PNC Financial Services: (PNC): PNC just multiple topped, and Cramer is bullish on it as are many analysts. Compass Point, Standpoint Research, Deutsche Bank, Jefferies, and Stifel Nicolaus recommend buying PNC shares. As of the July 19 close, the stock was trading at a P/E ratio of 9.35, and a forward P/E ratio of 8.75. Estimated EPS growth for the next five years is 6.33%, while earnings increased by 155.71% this quarter. P/B is 0.9, and the stock is trading 13.35% lower than its 52-week high. The target price implies a 28% upside potential. Insiders have been buying stocks since December 2010. Although it has been a rough year for PNC, it will soon mend itself.
AFLAC Incorporated (AFL): AFLAC has been an underperformer this year, and Cramer is bearish on it. One thousand dollars invested in AFL one year ago is approximately $941 now. As of the July 19 close, the insurance company had a P/E of 10.13, and a forward P/E of 7.01. PEG is 0.7, while the target price indicates a 38.4% increase potential. Analysts expect the company to have an annualized EPS growth of 12.04% in the next five years, while earnings increased by 55.25% this year. With a profit margin of 10.12%, AFLAC pays a 2.66% dividend. The stock is trading 23.85% lower than its 52-week high.
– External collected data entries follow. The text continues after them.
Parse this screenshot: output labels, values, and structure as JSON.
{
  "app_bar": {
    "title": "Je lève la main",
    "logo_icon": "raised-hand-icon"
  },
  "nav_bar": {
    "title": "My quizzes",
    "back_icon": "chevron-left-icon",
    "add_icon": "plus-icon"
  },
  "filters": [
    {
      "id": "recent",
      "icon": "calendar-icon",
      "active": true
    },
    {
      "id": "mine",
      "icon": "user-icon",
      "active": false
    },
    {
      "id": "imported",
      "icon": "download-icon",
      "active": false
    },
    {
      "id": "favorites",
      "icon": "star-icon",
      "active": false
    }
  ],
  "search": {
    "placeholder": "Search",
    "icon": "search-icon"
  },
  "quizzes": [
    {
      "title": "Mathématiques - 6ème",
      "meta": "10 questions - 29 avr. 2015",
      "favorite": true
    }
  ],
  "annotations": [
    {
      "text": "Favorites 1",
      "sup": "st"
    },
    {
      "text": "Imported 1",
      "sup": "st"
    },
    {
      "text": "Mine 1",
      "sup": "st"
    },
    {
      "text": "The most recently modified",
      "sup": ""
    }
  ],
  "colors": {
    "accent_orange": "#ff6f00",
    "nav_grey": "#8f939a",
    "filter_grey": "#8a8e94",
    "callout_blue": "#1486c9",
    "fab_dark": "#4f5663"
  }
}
Although its debt is increasing, assets outrun them. As a stock, AFLAC is likely to be an outperformer in the near future. Aflac is a dividend pick for the next five years. The stock is undervalued, and the current price is a good entry point.
UGI Corp. (UGI): UGI is trading only 2.87% lower than its 52-week high, but Cramer still recommends buying. As of July 19, UGI was trading at a P/E ratio of 13.20, and a forward P/E ratio of 11.94. P/S is 0.6, whereas the target price implies a 14.6% upside potential. Analysts estimate a 3.20% annualized EPS growth for the next five years. Profit margins are 4.60%, while the Pennsylvania-based company pays a 3.31% dividend yield. UGI returned 17.2% in a year. Debt is increasing, as are assets. UGI is is a steady profit maker. However, I would rather buy Southern Company (SO), which returned 10.56% annually (capital appreciation plus dividends) in the last 15 years.
Disclosure: I have no positions in any stocks mentioned, and no plans to initiate any positions within the next 72 hours.